You, Yahweh, will protect them;
you will preserve them from this generation forever.
All around, the wicked are walking
as that which is worthless is exalted among the children of man.
Having contrasted the words of godless people with the words spoken by God, David reaches some final conclusions.
First, he recognizes the reliability of whatever God says.
Unlike the grandiose words of ungodly people, which seem so powerful and yet are genuinely worthless and powerless in the end, the words of God are pure – very pure.
Unlike the “double-hearted” words of people who say one thing but think another, God thinks and says one thing.

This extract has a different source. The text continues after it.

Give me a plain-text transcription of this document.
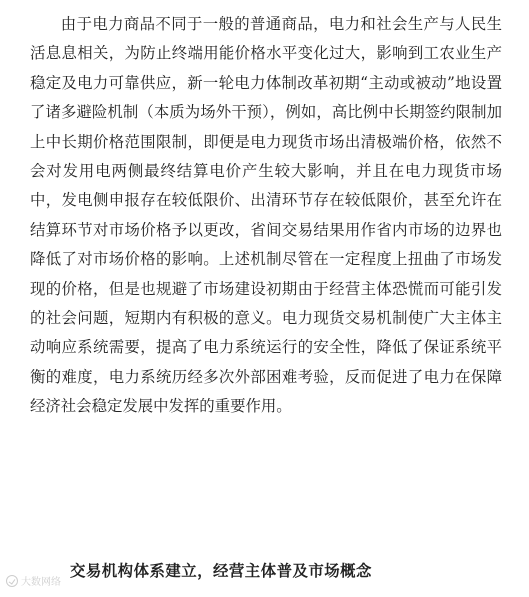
由于电力商品不同于一般的普通商品，电力和社会生产与人民生活息息相关，为防止终端用能价格水平变化过大，影响到工农业生产稳定及电力可靠供应，新一轮电力体制改革初期“主动或被动”地设置了诸多避险机制（本质为场外干预），例如，高比例中长期签约限制加上中长期价格范围限制，即便是电力现货市场出清极端价格，依然不会对发用电两侧最终结算电价产生较大影响，并且在电力现货市场中，发电侧申报存在较低限价、出清环节存在较低限价，甚至允许在结算环节对市场价格予以更改，省间交易结果用作省内市场的边界也降低了对市场价格的影响。上述机制尽管在一定程度上扭曲了市场发现的价格，但是也规避了市场建设初期由于经营主体恐慌而可能引发的社会问题，短期内有积极的意义。电力现货交易机制使广大主体主动响应系统需要，提高了电力系统运行的安全性，降低了保证系统平衡的难度，电力系统历经多次外部困难考验，反而促进了电力在保障经济社会稳定发展中发挥的重要作用。

大数网络
交易机构体系建立，经营主体普及市场概念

He says what he thinks, and he thinks what he says.
On this we can rely.
David describes this reliability with a metaphor of raw, precious metal – such as silver or gold – that becomes pure after a meticulous process of heating that element to increasing temperatures until all other elements and impurities rise to the top and are removed.
So, God’s word is like purified silver.
It is what it is.
He does not say wicked, worthless, dishonest, or deceptive things.
He only speaks the truth, and what he says always happens exactly as he said it would.
That’s why David felt confident that God would preserve his people, despite all their suffering, to the end of time.
That’s the second conclusion David reaches here.
Why?
Because that’s what God said he would do.
Unlike so many people in our lives who say things which never actually come to pass, whatever God says he will do.